Pemangkasan pucuk tanaman kedelai pada beberapa fase pertumbuhan, yakni
vegetatif (V5), awal generatif (R1) dan akhir generatif (R3) terbukti secara
signifikan menekan tinggi tanaman, meningkatkan luas daun, berat biji per
tanaman, berat kering tajuk, cabang produktif dan jumlah polong berisi (Mawarni, 1997)
Tandan Kosong
Kelapa Sawit
Pusat Penelitian
Kelapa Sawit (PPKS) saat ini mengembangkan teknologi pengomposan yang telah
dipatenkan dengan menggunakan bahan baku limbah kelapa sawit (Patent No.
S00200100211, Guritno et al., 2001 dalam PPKS, 2008). Teknologi ini
memungkinkan tercapainya "zero waste"
pada Pabrik Kelapa Sawit (PKS), yang berarti semua limbah di PKS akan terolah
sehingga tidak ada lagi limbah yang dibuang ke lingkungan. Kompos TKKS tersebut
telah dimanfaatkan baik untuk tanaman
kelapa sawit itu sendiri, tanaman pangan maupun tanaman hortikultura (PPKS,
2008).
TKKS (Tandan
Kosong Kelapa Sawit) adalah limbah pabrik kelapa sawit
yang jumlahnya sangat
melimpah.
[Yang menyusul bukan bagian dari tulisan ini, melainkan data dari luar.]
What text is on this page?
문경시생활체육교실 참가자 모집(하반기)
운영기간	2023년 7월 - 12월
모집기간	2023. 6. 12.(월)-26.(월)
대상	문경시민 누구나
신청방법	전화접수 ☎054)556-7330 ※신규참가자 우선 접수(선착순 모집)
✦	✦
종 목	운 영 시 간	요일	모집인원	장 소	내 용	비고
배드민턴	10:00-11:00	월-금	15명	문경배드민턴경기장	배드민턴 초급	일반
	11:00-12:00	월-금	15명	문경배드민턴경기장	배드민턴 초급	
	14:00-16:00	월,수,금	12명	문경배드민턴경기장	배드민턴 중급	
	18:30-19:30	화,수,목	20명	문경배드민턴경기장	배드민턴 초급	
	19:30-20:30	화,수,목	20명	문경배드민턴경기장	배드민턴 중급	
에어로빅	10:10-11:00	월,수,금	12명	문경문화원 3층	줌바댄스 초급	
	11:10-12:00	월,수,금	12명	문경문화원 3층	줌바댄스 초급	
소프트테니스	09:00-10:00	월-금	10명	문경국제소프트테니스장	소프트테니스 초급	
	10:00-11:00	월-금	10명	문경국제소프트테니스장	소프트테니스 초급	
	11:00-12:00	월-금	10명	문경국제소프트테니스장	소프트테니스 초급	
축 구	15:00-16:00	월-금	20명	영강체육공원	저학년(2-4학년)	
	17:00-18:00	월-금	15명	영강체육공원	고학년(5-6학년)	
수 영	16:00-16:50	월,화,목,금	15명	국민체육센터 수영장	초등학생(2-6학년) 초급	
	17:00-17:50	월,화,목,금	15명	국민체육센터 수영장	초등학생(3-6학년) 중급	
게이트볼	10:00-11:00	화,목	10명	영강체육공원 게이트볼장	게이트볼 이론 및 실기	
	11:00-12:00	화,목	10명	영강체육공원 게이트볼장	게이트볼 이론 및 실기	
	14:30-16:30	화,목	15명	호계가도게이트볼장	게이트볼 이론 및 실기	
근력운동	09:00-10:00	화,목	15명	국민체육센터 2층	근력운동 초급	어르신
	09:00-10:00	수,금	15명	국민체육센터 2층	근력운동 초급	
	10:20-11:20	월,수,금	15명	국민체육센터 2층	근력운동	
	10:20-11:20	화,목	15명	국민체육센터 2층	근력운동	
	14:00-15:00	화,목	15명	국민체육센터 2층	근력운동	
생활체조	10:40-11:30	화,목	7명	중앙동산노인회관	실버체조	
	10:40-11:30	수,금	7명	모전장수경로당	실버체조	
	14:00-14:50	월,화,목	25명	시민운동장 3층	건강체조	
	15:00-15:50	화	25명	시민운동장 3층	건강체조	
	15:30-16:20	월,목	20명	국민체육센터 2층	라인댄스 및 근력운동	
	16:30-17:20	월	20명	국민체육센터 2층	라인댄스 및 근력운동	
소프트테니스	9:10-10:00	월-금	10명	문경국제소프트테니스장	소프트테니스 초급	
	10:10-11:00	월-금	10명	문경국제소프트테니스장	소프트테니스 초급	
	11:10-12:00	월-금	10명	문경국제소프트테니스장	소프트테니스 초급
Setiap pengolahan 1 ton TBS (Tandan Buah Segar) akan dihasilkan TKKS
sebanyak 22 – 23% TKKS atau sebanyak 220 – 230 kg TKKS. Apabila dalam
sebuah pabrik dengan kapasitas pengolahan 100 ton/jam dengan waktu operasi
selama 1
jam, maka akan dihasilkan sebanyak
23 ton (Yunindanova, 2009).
Kandungan
nutrisi kompos tandan kosong kelapa sawit: C 35%, N 2,34%, C/N 15, P 0,31%, K
5,53%, Ca 1,46%, Mg 0,96%, dan Air 52%. Kompos TKKS dapat diaplikasikan untuk berbagai tanaman sebagai pupuk
organik, baik secara tunggal maupun dikombinasikan dengan
pupuk kimia (Widiastuti dan Panji, 2007).
Peningkatan
pertumbuhan akar dalam tanah yang
ditambahkan dengan pupuk atau bahan organik sisa-sisa pembusukan, dapat
meningkatkan produksi akar-akar cabang dalam tanah yang diaplikasikan pupuk
tersebut. Setiap penambahan pupuk dapat mendorong seluruh pertumbuhan tanaman dan secara tidak langsung
meningkatkan pertumbuhan akar pada seluruh kedalaman perakaran normal dan
bahkan mendorong perakaran lebih dalam (Muslim, 2009).
Hanafiah (2005) menyatakan
bahwa pemberian bahan organik tanah dapat
mempengaruhi ketersediaan fosfat melalui hasil dekomposisinya yang menghasilkan
asam-asam organik dan CO2. Asam-asam organik seperti asam malonat, asam oksalat dan asam tatrat akan
menghasilkan anion organik. Anion organik mempunyai sifat dapat mengikat ion
Al, Fe dan Ca dari dalam larutan tanah, kemudian membentuk senyawa kompleks
yang sukar larut.
Pengaruh Naungan dan Mekanisme Adaptasi
Tanaman Kedelai
Menurut Salisbury
dan Ross (1992) cahaya matahari sangat besar peranannya dalam proses fisiologi
tumbuhan seperti proses fotosintesis, respirasi, pertumbuhan dan perkembangan,
dan berbagai pergerakan tanaman dan perkecambahan. Pada kondisi cahaya rendah,
bentuk adaptasi tanaman meliputi: 1) pengurangan kecepatan respirasi untuk
menurunkan titik kompensasi. 2) peningkatan luas daun untuk
memperoleh satu permukaan yang lebih besar bagi absorbsi cahaya; 3) Peningkatan
kecepatan fotosintesis setiap unit energi cahaya dan luas daun.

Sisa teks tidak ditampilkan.